Date: January 26, 2026
Podcast Host: Pionaire Podcasting
Main Cast: Bert, Kristin, Abby, Cassie, Tommy, and others
Segment Focus: Navigating workplace ethics and retaliation
This episode centers on a listener, Nicole (on a voice disguiser), dealing with a toxic situation at her new job in a pediatric center. The main issue: Nicole’s supervisor is attempting to have her disparage a colleague to help facilitate her firing. When Nicole refuses, she is subjected to ongoing workplace hostility. The Bert Show team and listeners (including peer callers and an HR expert) weigh in with ethical advice, strategies for self-protection, and personal stories, while acknowledging the complexities of small office environments and limited HR resources.
“I just don’t want to get involved. I’m not trying to be rude. I’m not trying to be disrespectful. I just don’t want to get involved.” — Nicole ([02:38])
“As your supervisor, I will no longer fight your battles for you.” — Supervisor (paraphrased by Nicole, [03:04])
“She needs is something via email or something in writing … to be like, this is how she’s intimidating me.” — [Host D, 05:21]
“A lot of people in the state of Georgia think recording someone is illegal. But honestly, in the state of Georgia, if one party knows they’re being recorded...it is legal.” — Jancy ([10:00])
“She is liable for what’s called ‘refuge’ because she’s falsifying records. So under no circumstances, she should not do it.” — Carlos (HR Expert, [12:31])
“Document the fact that the supervisor has requested that of her … email to yourself or, you know, certified mail to yourself and to the HR department.” ([12:36])
“If you are fired, you can go back to them and get some type of damages or at least, you know, pose the legal threat of a lawsuit. It protects you.” — Carlos ([13:17])
“The situation does not turn around once you do this … best to get out. Yes, I would suggest you get out as soon as possible.” ([13:34])
“I just don’t want to get involved. I’m not trying to be rude. I’m not trying to be disrespectful. I just don’t want to get involved.” — Nicole ([02:38])
“She’s gonna get her way. The supervisor is gonna get her way. And there’s no HR to back you up on this whole thing? No.” — Host A and Nicole ([05:11])
“They’re going to say, well, this girl’s gonna be a troublemaker. And you’ll be gone.” — Host B ([07:23])
“Go to a computer…update your resume…and wait for a new job offer…” — Host B ([06:49])
“In the state of Georgia, you can record a conversation with someone as long as one party knows they’re being recorded.
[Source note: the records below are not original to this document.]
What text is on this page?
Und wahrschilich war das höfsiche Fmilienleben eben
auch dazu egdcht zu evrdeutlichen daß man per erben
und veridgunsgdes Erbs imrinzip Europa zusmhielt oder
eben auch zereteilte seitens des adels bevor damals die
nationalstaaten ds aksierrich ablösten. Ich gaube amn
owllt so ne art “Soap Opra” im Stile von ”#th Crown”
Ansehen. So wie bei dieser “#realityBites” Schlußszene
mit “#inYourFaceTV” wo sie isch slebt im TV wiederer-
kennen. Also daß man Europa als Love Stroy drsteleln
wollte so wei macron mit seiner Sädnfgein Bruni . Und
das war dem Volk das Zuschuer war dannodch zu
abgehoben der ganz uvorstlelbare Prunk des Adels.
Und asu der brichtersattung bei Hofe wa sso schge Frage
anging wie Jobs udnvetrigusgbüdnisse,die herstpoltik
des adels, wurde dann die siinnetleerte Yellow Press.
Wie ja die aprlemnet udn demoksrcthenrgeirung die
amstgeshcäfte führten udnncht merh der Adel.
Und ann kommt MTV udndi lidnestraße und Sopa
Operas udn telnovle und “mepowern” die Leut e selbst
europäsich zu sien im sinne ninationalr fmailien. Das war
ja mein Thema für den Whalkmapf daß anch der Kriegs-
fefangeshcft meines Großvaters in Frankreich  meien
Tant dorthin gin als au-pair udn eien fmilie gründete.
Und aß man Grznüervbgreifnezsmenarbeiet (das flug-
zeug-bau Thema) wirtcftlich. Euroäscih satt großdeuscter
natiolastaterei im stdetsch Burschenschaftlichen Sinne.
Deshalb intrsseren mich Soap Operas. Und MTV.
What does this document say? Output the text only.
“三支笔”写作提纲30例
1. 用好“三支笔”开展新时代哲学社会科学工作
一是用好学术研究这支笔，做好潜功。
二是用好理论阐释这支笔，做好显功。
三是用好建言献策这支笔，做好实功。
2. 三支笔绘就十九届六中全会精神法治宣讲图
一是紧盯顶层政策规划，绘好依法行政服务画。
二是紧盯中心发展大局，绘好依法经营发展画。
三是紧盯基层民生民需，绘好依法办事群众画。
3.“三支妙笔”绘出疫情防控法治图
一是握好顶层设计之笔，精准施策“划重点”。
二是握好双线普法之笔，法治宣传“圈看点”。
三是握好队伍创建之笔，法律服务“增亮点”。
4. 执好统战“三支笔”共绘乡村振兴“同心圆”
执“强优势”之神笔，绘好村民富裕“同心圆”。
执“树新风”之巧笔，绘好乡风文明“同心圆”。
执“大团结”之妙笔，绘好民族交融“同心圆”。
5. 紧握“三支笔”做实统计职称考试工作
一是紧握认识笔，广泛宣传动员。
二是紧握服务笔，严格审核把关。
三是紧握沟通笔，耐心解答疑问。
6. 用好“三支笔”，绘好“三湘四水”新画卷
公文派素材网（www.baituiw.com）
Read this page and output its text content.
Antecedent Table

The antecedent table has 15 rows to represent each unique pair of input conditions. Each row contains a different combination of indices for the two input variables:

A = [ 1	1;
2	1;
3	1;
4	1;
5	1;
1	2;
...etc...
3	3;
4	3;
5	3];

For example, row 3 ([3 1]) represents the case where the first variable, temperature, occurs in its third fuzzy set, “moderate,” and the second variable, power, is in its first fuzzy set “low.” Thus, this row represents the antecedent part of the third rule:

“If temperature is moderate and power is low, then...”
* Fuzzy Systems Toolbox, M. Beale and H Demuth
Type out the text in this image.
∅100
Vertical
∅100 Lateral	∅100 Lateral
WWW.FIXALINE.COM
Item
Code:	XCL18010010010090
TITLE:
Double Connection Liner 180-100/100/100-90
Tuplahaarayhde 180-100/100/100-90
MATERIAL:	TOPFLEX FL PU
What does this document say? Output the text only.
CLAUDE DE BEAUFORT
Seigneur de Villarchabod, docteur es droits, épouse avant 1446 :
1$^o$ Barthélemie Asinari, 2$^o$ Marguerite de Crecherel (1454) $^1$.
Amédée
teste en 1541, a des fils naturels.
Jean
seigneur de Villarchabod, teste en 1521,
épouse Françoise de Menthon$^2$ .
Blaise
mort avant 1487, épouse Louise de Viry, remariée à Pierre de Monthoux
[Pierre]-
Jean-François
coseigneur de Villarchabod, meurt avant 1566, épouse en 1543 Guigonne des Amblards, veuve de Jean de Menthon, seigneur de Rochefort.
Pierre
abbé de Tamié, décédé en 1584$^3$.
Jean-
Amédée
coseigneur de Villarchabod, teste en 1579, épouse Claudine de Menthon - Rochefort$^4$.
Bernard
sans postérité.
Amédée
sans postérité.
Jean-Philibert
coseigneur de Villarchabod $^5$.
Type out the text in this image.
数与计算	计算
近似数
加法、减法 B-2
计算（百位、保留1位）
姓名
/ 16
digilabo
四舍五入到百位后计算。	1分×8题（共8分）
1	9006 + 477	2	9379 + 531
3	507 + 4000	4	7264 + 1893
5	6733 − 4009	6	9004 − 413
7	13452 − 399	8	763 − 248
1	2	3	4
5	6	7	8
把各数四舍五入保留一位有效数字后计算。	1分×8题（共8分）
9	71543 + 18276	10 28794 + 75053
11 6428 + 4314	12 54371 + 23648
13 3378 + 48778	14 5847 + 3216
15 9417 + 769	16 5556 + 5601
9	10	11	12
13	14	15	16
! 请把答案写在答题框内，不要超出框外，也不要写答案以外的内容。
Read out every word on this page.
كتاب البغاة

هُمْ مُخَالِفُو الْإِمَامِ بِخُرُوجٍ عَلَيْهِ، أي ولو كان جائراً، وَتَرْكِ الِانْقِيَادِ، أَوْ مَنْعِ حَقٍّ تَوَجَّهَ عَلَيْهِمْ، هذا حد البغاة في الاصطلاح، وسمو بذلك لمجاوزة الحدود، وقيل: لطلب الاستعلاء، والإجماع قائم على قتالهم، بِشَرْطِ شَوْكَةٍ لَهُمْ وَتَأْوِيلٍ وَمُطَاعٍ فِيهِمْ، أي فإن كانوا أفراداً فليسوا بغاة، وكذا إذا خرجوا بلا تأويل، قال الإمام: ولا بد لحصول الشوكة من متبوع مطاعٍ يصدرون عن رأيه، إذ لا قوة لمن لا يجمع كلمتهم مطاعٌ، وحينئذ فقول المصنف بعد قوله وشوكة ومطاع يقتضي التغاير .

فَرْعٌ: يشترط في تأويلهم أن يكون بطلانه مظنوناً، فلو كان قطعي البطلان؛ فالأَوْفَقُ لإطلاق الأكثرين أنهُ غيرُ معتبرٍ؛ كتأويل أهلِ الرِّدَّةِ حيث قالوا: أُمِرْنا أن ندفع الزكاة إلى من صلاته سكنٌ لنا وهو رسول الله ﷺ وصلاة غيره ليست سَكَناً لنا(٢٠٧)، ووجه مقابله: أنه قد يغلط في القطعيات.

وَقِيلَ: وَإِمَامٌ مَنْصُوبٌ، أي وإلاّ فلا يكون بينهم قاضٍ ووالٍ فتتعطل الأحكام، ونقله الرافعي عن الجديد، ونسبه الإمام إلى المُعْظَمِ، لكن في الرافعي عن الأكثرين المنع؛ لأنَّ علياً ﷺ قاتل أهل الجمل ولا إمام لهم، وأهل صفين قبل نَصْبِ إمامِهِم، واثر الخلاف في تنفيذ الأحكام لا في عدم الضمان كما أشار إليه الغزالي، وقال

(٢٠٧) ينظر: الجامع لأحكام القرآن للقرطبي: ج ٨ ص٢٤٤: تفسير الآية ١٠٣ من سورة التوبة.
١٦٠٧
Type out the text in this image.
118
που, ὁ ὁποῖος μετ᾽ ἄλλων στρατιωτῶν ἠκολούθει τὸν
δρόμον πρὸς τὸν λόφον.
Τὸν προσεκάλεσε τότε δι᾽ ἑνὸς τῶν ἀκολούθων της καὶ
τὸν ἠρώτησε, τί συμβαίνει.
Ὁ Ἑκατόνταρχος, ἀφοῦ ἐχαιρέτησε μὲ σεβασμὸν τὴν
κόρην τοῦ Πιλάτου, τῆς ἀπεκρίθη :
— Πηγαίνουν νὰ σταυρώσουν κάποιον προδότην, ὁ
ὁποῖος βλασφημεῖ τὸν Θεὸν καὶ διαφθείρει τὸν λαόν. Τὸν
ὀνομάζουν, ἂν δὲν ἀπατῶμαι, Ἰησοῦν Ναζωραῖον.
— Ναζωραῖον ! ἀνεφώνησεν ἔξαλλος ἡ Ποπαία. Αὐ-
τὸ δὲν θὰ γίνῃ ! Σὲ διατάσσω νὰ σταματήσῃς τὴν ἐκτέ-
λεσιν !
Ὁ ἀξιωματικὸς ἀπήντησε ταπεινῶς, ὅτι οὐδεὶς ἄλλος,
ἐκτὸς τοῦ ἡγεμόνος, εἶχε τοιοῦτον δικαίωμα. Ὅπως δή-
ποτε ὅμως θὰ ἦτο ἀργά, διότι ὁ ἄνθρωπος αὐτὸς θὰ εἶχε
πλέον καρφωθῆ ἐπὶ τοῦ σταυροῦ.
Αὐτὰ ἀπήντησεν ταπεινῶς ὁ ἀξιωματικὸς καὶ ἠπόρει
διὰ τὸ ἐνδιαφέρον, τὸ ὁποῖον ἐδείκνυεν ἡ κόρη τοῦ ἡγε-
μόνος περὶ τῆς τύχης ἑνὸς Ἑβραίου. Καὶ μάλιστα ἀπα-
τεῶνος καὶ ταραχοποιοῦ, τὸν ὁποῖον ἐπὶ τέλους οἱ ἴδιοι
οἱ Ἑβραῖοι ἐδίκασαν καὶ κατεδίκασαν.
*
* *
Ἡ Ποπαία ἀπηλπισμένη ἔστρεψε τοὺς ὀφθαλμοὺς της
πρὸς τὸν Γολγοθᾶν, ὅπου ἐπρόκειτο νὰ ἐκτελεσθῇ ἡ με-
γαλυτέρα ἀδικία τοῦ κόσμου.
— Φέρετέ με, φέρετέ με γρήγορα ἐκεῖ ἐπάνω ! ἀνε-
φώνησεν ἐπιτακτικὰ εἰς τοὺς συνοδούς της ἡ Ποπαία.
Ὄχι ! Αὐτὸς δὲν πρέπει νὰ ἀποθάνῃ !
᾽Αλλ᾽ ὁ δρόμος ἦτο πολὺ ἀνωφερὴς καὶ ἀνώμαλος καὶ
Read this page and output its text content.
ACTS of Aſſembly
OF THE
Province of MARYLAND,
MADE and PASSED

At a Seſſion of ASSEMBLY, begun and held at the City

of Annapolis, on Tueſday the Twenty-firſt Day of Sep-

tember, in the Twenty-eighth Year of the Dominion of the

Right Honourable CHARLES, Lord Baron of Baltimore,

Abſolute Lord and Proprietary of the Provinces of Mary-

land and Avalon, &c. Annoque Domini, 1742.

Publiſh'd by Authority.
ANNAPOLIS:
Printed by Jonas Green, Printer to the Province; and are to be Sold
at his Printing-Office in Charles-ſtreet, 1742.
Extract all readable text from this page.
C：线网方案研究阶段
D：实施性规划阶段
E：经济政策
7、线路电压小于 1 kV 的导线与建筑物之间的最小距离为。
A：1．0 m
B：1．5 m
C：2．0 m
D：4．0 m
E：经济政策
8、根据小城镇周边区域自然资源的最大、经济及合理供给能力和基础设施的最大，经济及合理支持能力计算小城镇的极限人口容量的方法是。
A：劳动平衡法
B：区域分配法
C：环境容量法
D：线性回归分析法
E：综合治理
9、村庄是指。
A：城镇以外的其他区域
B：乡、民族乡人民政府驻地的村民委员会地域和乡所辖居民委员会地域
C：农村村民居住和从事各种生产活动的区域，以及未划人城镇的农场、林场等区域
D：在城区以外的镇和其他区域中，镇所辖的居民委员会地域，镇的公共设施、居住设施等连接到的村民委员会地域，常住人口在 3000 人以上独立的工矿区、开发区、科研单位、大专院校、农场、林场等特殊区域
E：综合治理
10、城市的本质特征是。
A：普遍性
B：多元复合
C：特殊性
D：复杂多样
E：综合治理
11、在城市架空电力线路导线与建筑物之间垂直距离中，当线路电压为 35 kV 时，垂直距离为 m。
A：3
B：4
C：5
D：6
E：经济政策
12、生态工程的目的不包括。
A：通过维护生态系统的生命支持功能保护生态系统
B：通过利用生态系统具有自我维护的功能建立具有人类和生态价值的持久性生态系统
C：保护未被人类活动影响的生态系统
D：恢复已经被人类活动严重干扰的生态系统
And that one party, of course, is yourself.” — Jancy ([10:46])
Nicole’s story resonated with both the Bert Show hosts and their caller community as a textbook case of the moral and professional traps found in small, HR-light workplaces. The consensus: Do not participate in unethical acts or falsification, document everything, seek legal and managerial protections, and ultimately—if possible—find a healthier work environment.